<i>Sanctuary </i>de Brett Bailey. "Seagulls" with Magd Assad Sanctuary de Brett Bailey. "Seagulls" with Magd Assad © p. D. R.
Critiques Performance spectacle vivant

Laboratoire marseillais - 1

Brett Bailey à la Friche, sept chorégraphes au Ballet de Marseille illustrent ouvertures et croisements expérimentés par la nouvelle direction du festival phocéen.

- Partie 1 -

 

Par Gérard Mayen publié le 29 juin 2017

 

C’est au Festival de Marseille que Brett Bailey montre pour la première fois en France sa nouvelle installation Sanctuary. Bonne ou mauvaise raison, les vives polémiques ayant entouré sa précédente exposition, Exhibit B, ont polarisé l’attention sur cette nouvelle expérience. Celle-ci figurait au cœur du premier week-end d’un Festival de Marseille nouvellement dirigé par le fort contemporain (et universel) flamand Jan Goossens.
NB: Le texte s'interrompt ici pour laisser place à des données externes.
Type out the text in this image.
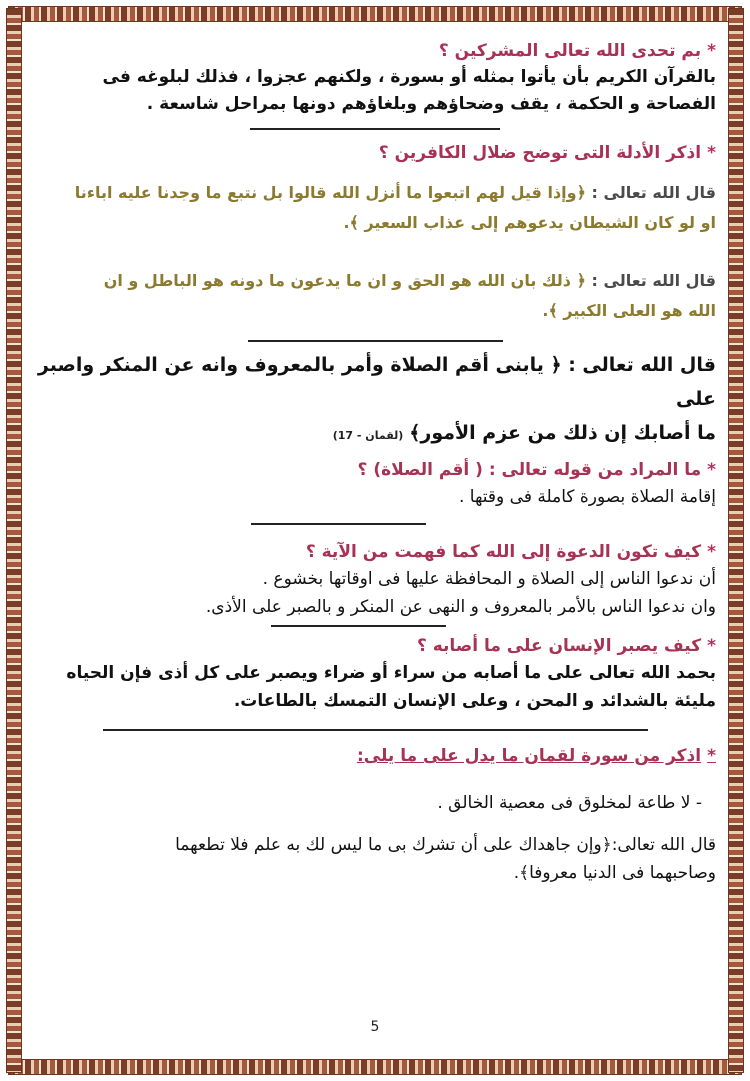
*بم تحدى الله تعالى المشركين ؟

بالقرآن الكريم بأن يأتوا بمثله أو بسورة ، ولكنهم عجزوا ، فذلك لبلوغه فى

الفصاحة و الحكمة ، يقف وضحاؤهم وبلغاؤهم دونها بمراحل شاسعة .

*اذكر الأدلة التى توضح ضلال الكافرين ؟

قال الله تعالى : ﴿وإذا قيل لهم اتبعوا ما أنزل الله قالوا بل نتبع ما وجدنا عليه اباءنا

او لو كان الشيطان يدعوهم إلى عذاب السعير ﴾.

قال الله تعالى : ﴿ ذلك بان الله هو الحق و ان ما يدعون ما دونه هو الباطل و ان

الله هو العلى الكبير ﴾.

قال الله تعالى : ﴿ يابنى أقم الصلاة وأمر بالمعروف وانه عن المنكر واصبر على

ما أصابك إن ذلك من عزم الأمور﴾(لقمان - 17)

*ما المراد من قوله تعالى : ( أقم الصلاة) ؟

إقامة الصلاة بصورة كاملة فى وقتها .

*كيف تكون الدعوة إلى الله كما فهمت من الآية ؟

أن ندعوا الناس إلى الصلاة و المحافظة عليها فى اوقاتها بخشوع .

وان ندعوا الناس بالأمر بالمعروف و النهى عن المنكر و بالصبر على الأذى.

*كيف يصبر الإنسان على ما أصابه ؟

بحمد الله تعالى على ما أصابه من سراء أو ضراء ويصبر على كل أذى فإن الحياه

مليئة بالشدائد و المحن ، وعلى الإنسان التمسك بالطاعات.

*اذكر من سورة لقمان ما يدل على ما يلى:

- لا طاعة لمخلوق فى معصية الخالق .

قال الله تعالى:﴿وإن جاهداك على أن تشرك بى ما ليس لك به علم فلا تطعهما

وصاحبهما فى الدنيا معروفا﴾.

5
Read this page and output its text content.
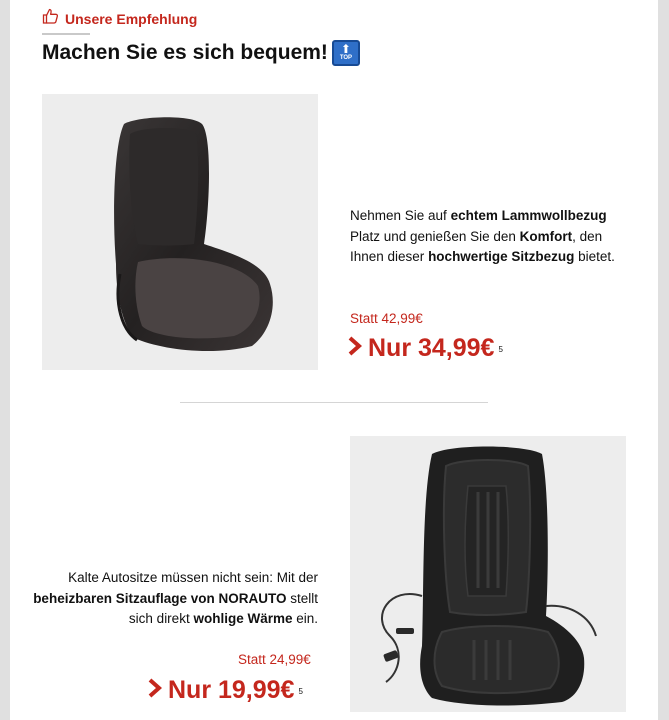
Unsere Empfehlung
Machen Sie es sich bequem! ⬆
TOP
Nehmen Sie auf echtem Lammwollbezug Platz und genießen Sie den Komfort, den Ihnen dieser hochwertige Sitzbezug bietet.
Statt 42,99€
Nur 34,99€ 5
Kalte Autositze müssen nicht sein: Mit der beheizbaren Sitzauflage von NORAUTO stellt sich direkt wohlige Wärme ein.
Statt 24,99€
Nur 19,99€ 5
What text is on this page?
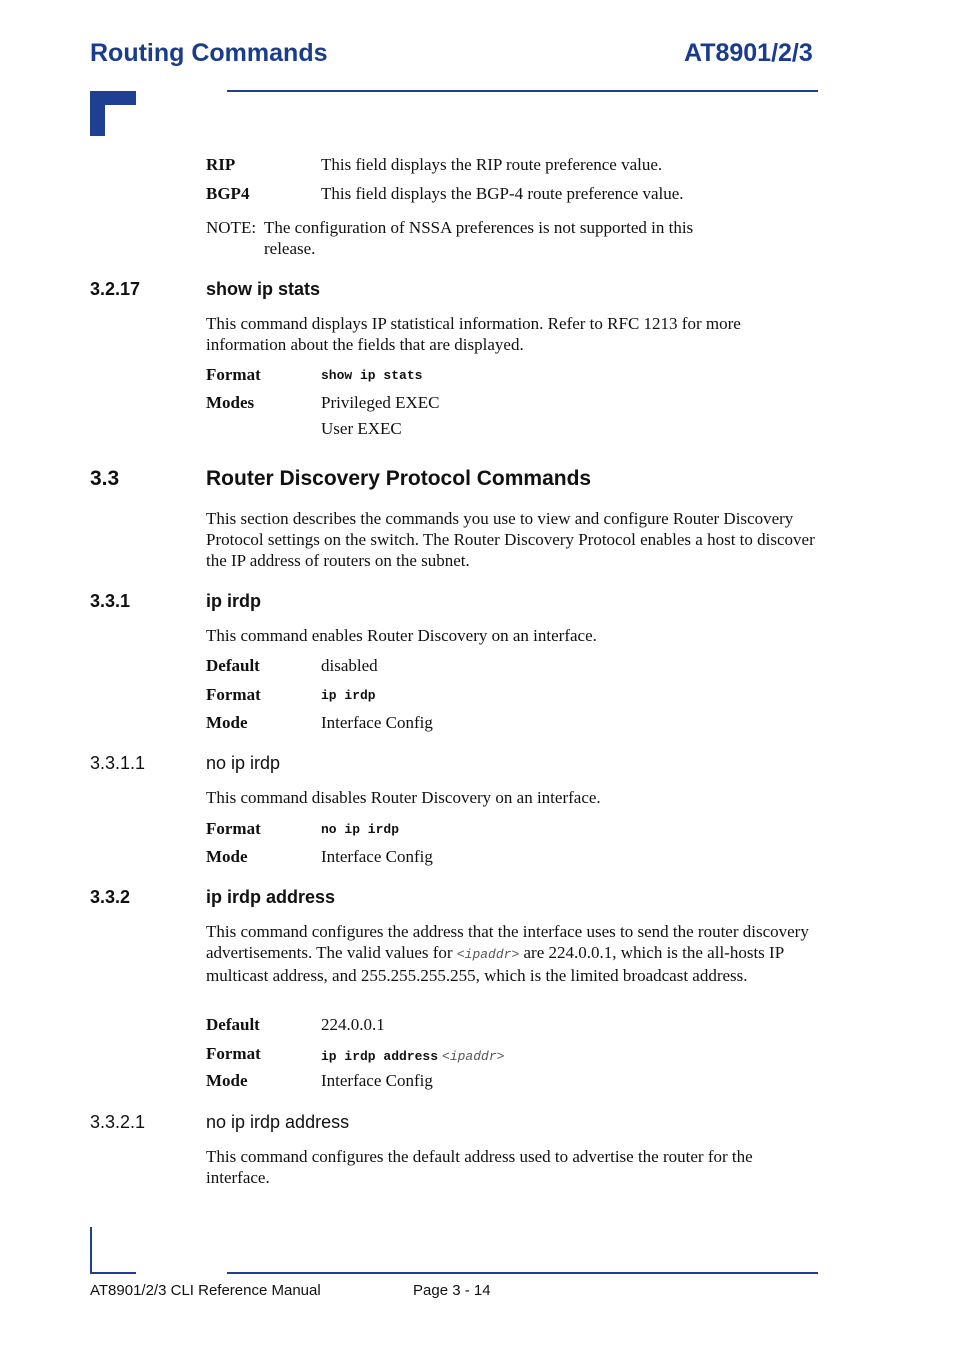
Routing Commands	AT8901/2/3
RIP	This field displays the RIP route preference value.
BGP4	This field displays the BGP-4 route preference value.
NOTE: The configuration of NSSA preferences is not supported in this
release.
3.2.17	show ip stats
This command displays IP statistical information. Refer to RFC 1213 for more information about the fields that are displayed.
Format	show ip stats
Modes	Privileged EXEC
User EXEC
3.3	Router Discovery Protocol Commands
This section describes the commands you use to view and configure Router Discovery Protocol settings on the switch. The Router Discovery Protocol enables a host to discover the IP address of routers on the subnet.
3.3.1	ip irdp
This command enables Router Discovery on an interface.
Default	disabled
Format	ip irdp
Mode	Interface Config
3.3.1.1	no ip irdp
This command disables Router Discovery on an interface.
Format	no ip irdp
Mode	Interface Config
3.3.2	ip irdp address
This command configures the address that the interface uses to send the router discovery advertisements. The valid values for <ipaddr> are 224.0.0.1, which is the all-hosts IP multicast address, and 255.255.255.255, which is the limited broadcast address.
Default	224.0.0.1
Format	ip irdp address <ipaddr>
Mode	Interface Config
3.3.2.1	no ip irdp address
This command configures the default address used to advertise the router for the interface.
AT8901/2/3 CLI Reference Manual	Page 3 - 14
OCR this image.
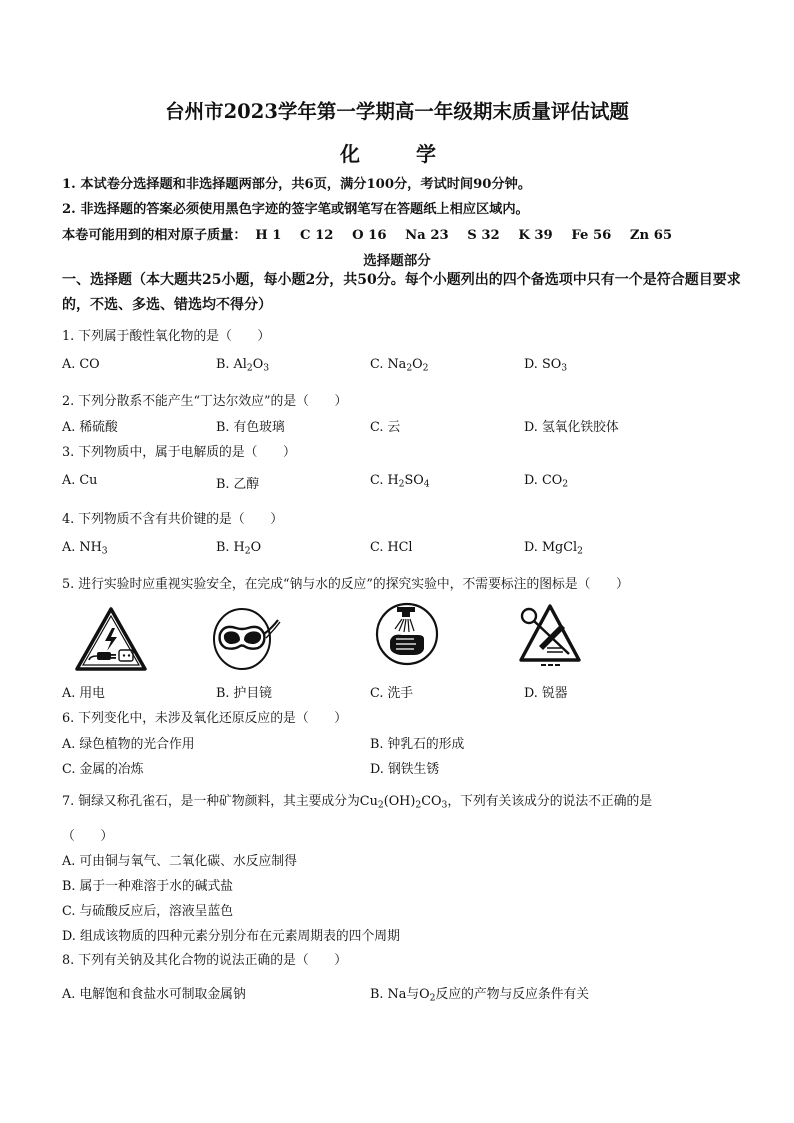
台州市2023学年第一学期高一年级期末质量评估试题
化　学
1. 本试卷分选择题和非选择题两部分，共6页，满分100分，考试时间90分钟。
2. 非选择题的答案必须使用黑色字迹的签字笔或钢笔写在答题纸上相应区域内。
本卷可能用到的相对原子质量： H 1 C 12 O 16 Na 23 S 32 K 39 Fe 56 Zn 65
选择题部分
一、选择题（本大题共25小题，每小题2分，共50分。每个小题列出的四个备选项中只有一个是符合题目要求的，不选、多选、错选均不得分）
1. 下列属于酸性氧化物的是（　　）
A. CO	B. $Al_2O_3$	C. $Na_2O_2$	D. $SO_3$
2. 下列分散系不能产生“丁达尔效应”的是（　　）
A. 稀硫酸	B. 有色玻璃	C. 云	D. 氢氧化铁胶体
3. 下列物质中，属于电解质的是（　　）
A. Cu	B. 乙醇	C. $H_2SO_4$	D. $CO_2$
4. 下列物质不含有共价键的是（　　）
A. $NH_3$	B. $H_2O$	C. HCl	D. MgCl$_2$
5. 进行实验时应重视实验安全，在完成“钠与水的反应”的探究实验中，不需要标注的图标是（　　）
A. 用电	B. 护目镜	C. 洗手	D. 锐器
6. 下列变化中，未涉及氧化还原反应的是（　　）
A. 绿色植物的光合作用	B. 钟乳石的形成
C. 金属的冶炼	D. 钢铁生锈
7. 铜绿又称孔雀石，是一种矿物颜料，其主要成分为$Cu_2(OH)_2CO_3$，下列有关该成分的说法不正确的是
（　　）
A. 可由铜与氧气、二氧化碳、水反应制得
B. 属于一种难溶于水的碱式盐
C. 与硫酸反应后，溶液呈蓝色
D. 组成该物质的四种元素分别分布在元素周期表的四个周期
8. 下列有关钠及其化合物的说法正确的是（　　）
A. 电解饱和食盐水可制取金属钠	B. Na与$O_2$反应的产物与反应条件有关
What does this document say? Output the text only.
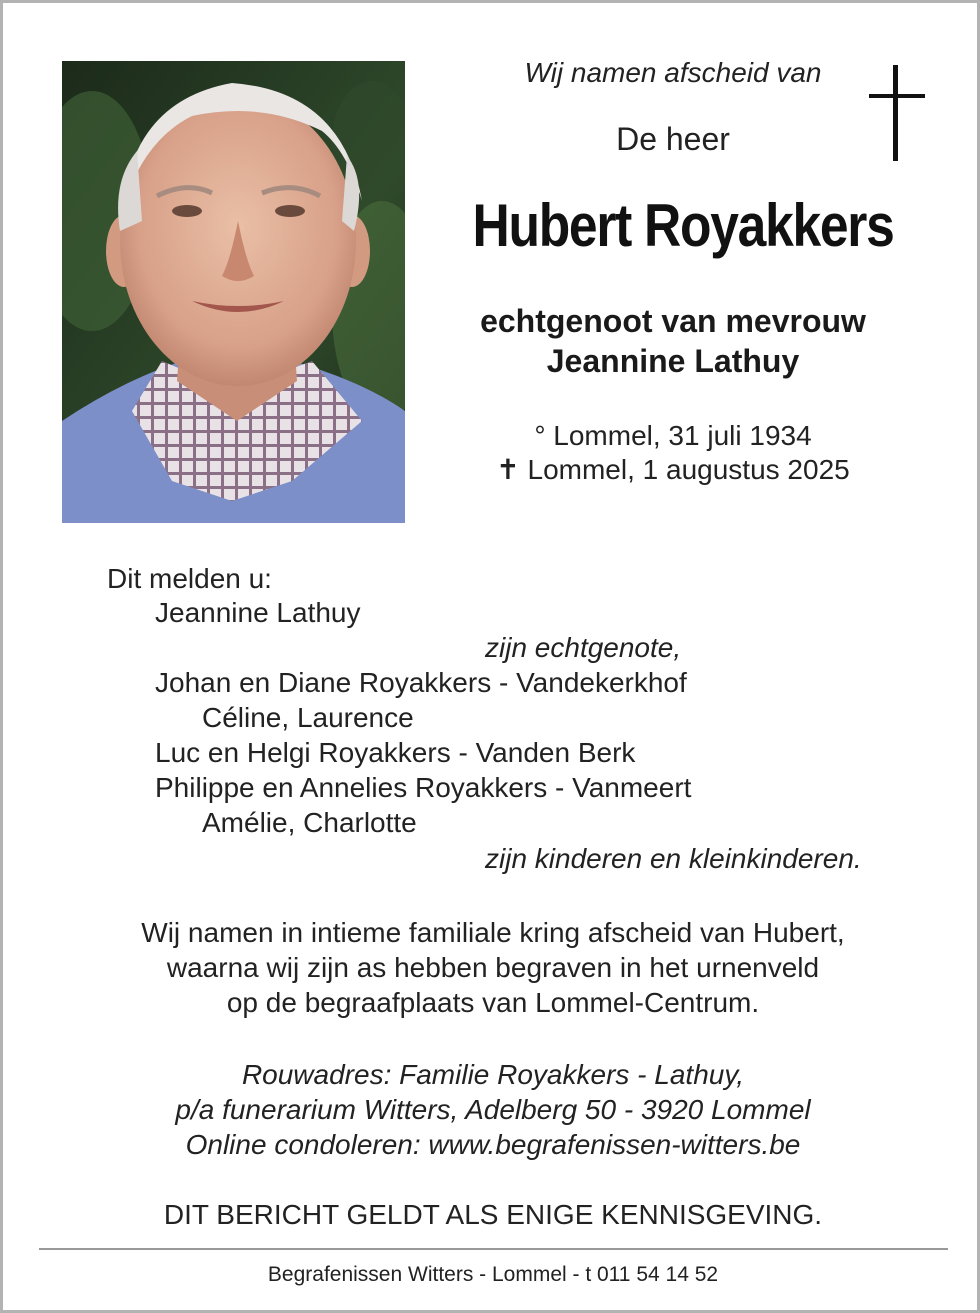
Wij namen afscheid van
De heer
Hubert Royakkers
echtgenoot van mevrouw
Jeannine Lathuy
° Lommel, 31 juli 1934
✝ Lommel, 1 augustus 2025
Dit melden u:
Jeannine Lathuy
zijn echtgenote,
Johan en Diane Royakkers - Vandekerkhof
Céline, Laurence
Luc en Helgi Royakkers - Vanden Berk
Philippe en Annelies Royakkers - Vanmeert
Amélie, Charlotte
zijn kinderen en kleinkinderen.
Wij namen in intieme familiale kring afscheid van Hubert,
waarna wij zijn as hebben begraven in het urnenveld
op de begraafplaats van Lommel-Centrum.
Rouwadres: Familie Royakkers - Lathuy,
p/a funerarium Witters, Adelberg 50 - 3920 Lommel
Online condoleren: www.begrafenissen-witters.be
DIT BERICHT GELDT ALS ENIGE KENNISGEVING.
Begrafenissen Witters - Lommel - t 011 54 14 52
Beaucoup de puissance symbolique s’attache à cette production de l’artiste sud-africain, conçue au côté du dramaturge libanais Eyad Houssami. Afrique. Moyen-Orient. Mise en cause de l’érection européenne en « sanctuaire » à protéger des assauts migratoires… À travers ces quelques données, beaucoup est dit de la façon dont la nouvelle direction artistique marseillaise espère parler au monde et à la ville.

Stations

À la friche de la Belle de mai, Sanctuary se présente à son visiteur sous la forme d’un long parcours à stations, dont la numérotation (de un à huit) rappelle un chemin de croix : celui des migrants tentant de se faire accueillir en Europe. Tout l’enjeu va résider dans la qualité d’un regard mis en crise, qui est celui de l’Européen confronté à l’être vivant migrant – ou à sa seule représentation médiatique – ou ici une tentative de transmutation artistique.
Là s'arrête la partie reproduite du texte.